Scese, chiuse la macchina a chiave e si avviò a piedi verso il parcheggio del Target. A metà strada si fermò in un negozio di ferramenta e comprò una coppia di cavi con morsetti, una latta di accenditore liquido e il cacciavite più grosso che riuscì a trovare.
«Sono diciannove dollari e novantanove, più le spese di spedizione» disse lo scemo con la casacca rossa dietro il bancone.
Carl lo fissò senza dire una parola.
«Scherzavo» disse il commesso, imbarazzato, porgendogli il resto.
Quando arrivò alla Buick parcheggiata fuori dal Target, Carl infilò il cacciavite nella fessura del finestrino e lo ruppe cercando di fare meno rumore possibile. Aprì la portiera e alzò il cofano. Con i cavi appena acquistati collegò il polo positivo della batteria alla bobina rossa dietro il motore.
Adesso che il quadro era alimentato, si inginocchiò davanti alla portiera aperta dalla parte del guidatore e con la lama del cacciavite ruppe la copertura in plastica della colonna dello sterzo. Poi, sempre aiutandosi con la punta dell’attrezzo, mise in contatto i terminali del solenoide di avviamento con la batteria.

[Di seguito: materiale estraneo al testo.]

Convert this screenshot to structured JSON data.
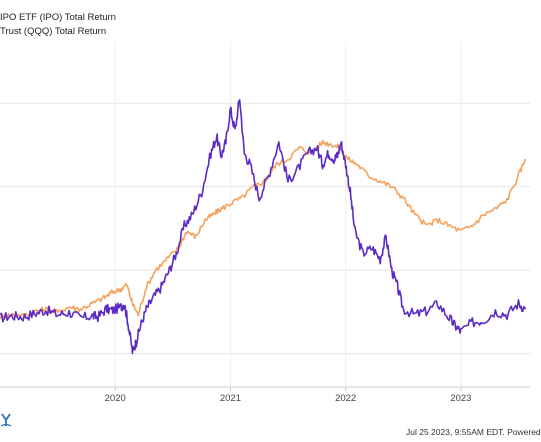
{
  "legend": {
    "items": [
      {
        "label": "IPO ETF (IPO) Total Return",
        "color": "#5b2bc4"
      },
      {
        "label": "Trust (QQQ) Total Return",
        "color": "#f5a25d"
      }
    ]
  },
  "footer": {
    "text": "Jul 25 2023, 9:55AM EDT. Powered"
  },
  "logo": {
    "icon": "ycharts-logo-icon"
  },
  "chart_data": {
    "type": "line",
    "title": "",
    "xlabel": "",
    "ylabel": "",
    "x_ticks": [
      "2020",
      "2021",
      "2022",
      "2023"
    ],
    "x_range": [
      2019.0,
      2023.6
    ],
    "y_range": [
      -60,
      250
    ],
    "grid": true,
    "legend_position": "top-left",
    "series": [
      {
        "name": "IPO ETF (IPO) Total Return",
        "color": "#5b2bc4",
        "x": [
          2019.0,
          2019.1,
          2019.2,
          2019.3,
          2019.4,
          2019.5,
          2019.6,
          2019.7,
          2019.8,
          2019.85,
          2019.92,
          2019.98,
          2020.05,
          2020.08,
          2020.11,
          2020.15,
          2020.18,
          2020.22,
          2020.27,
          2020.33,
          2020.4,
          2020.47,
          2020.53,
          2020.6,
          2020.67,
          2020.75,
          2020.83,
          2020.88,
          2020.92,
          2020.96,
          2021.0,
          2021.04,
          2021.08,
          2021.12,
          2021.17,
          2021.25,
          2021.33,
          2021.42,
          2021.5,
          2021.58,
          2021.67,
          2021.75,
          2021.8,
          2021.85,
          2021.9,
          2021.93,
          2021.96,
          2022.0,
          2022.04,
          2022.08,
          2022.15,
          2022.23,
          2022.3,
          2022.35,
          2022.4,
          2022.45,
          2022.5,
          2022.6,
          2022.7,
          2022.8,
          2022.9,
          2022.95,
          2023.0,
          2023.1,
          2023.2,
          2023.3,
          2023.4,
          2023.5,
          2023.56
        ],
        "y": [
          2,
          4,
          3,
          6,
          9,
          5,
          7,
          2,
          4,
          3,
          10,
          9,
          12,
          15,
          -2,
          -28,
          -20,
          -5,
          10,
          20,
          30,
          45,
          60,
          85,
          95,
          115,
          150,
          165,
          148,
          160,
          190,
          170,
          200,
          150,
          140,
          110,
          130,
          160,
          125,
          135,
          150,
          155,
          140,
          150,
          145,
          148,
          160,
          140,
          115,
          80,
          60,
          65,
          55,
          75,
          45,
          30,
          10,
          5,
          8,
          15,
          2,
          -5,
          -10,
          -2,
          0,
          8,
          5,
          15,
          10
        ]
      },
      {
        "name": "Trust (QQQ) Total Return",
        "color": "#f5a25d",
        "x": [
          2019.0,
          2019.1,
          2019.2,
          2019.3,
          2019.4,
          2019.5,
          2019.6,
          2019.7,
          2019.8,
          2019.9,
          2019.97,
          2020.05,
          2020.1,
          2020.15,
          2020.2,
          2020.27,
          2020.35,
          2020.45,
          2020.55,
          2020.62,
          2020.7,
          2020.78,
          2020.85,
          2020.92,
          2021.0,
          2021.1,
          2021.2,
          2021.3,
          2021.4,
          2021.5,
          2021.6,
          2021.7,
          2021.8,
          2021.88,
          2021.95,
          2022.02,
          2022.1,
          2022.2,
          2022.3,
          2022.4,
          2022.5,
          2022.6,
          2022.7,
          2022.8,
          2022.9,
          2023.0,
          2023.1,
          2023.2,
          2023.3,
          2023.4,
          2023.5,
          2023.56
        ],
        "y": [
          3,
          5,
          4,
          8,
          10,
          7,
          12,
          10,
          15,
          20,
          25,
          28,
          32,
          15,
          5,
          30,
          45,
          55,
          65,
          80,
          75,
          90,
          95,
          100,
          105,
          110,
          120,
          125,
          140,
          145,
          155,
          150,
          160,
          158,
          155,
          145,
          140,
          130,
          125,
          120,
          110,
          95,
          85,
          90,
          85,
          80,
          85,
          95,
          100,
          108,
          130,
          145
        ]
      }
    ]
  }
}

Il motore tossicchiò per un attimo, poi si accese con un brontolio.
Carl spazzò via i frammenti di vetro dal sedile, si mise al volante e si allontanò.
Tornò alla Mercedes parcheggiata, aprì la portiera e sparse l’accenditore per tutto l’interno dopo aver trasferito la sacca e il fucile d’assalto a bordo della Buick. Accese un’intera confezione di fiammiferi e con un brivido la lanciò sul sedile di quel gioiello su ruote.
Mentre ripartiva alla volta dell’autostrada, a bordo di quella Buick di merda, osservò l’abitacolo. Bicchieri vuoti di bibite di McDonald’s ovunque. Un plaid di pile con il logo dei Jets gettato sul sedile posteriore di finta pelle.
Ingoiò un’altra vitamina P, poi ci ripensò e ne mandò giù un’altra. Fece un respiro profondo, gonfiando le guance, e inspirò lentamente, contrariato.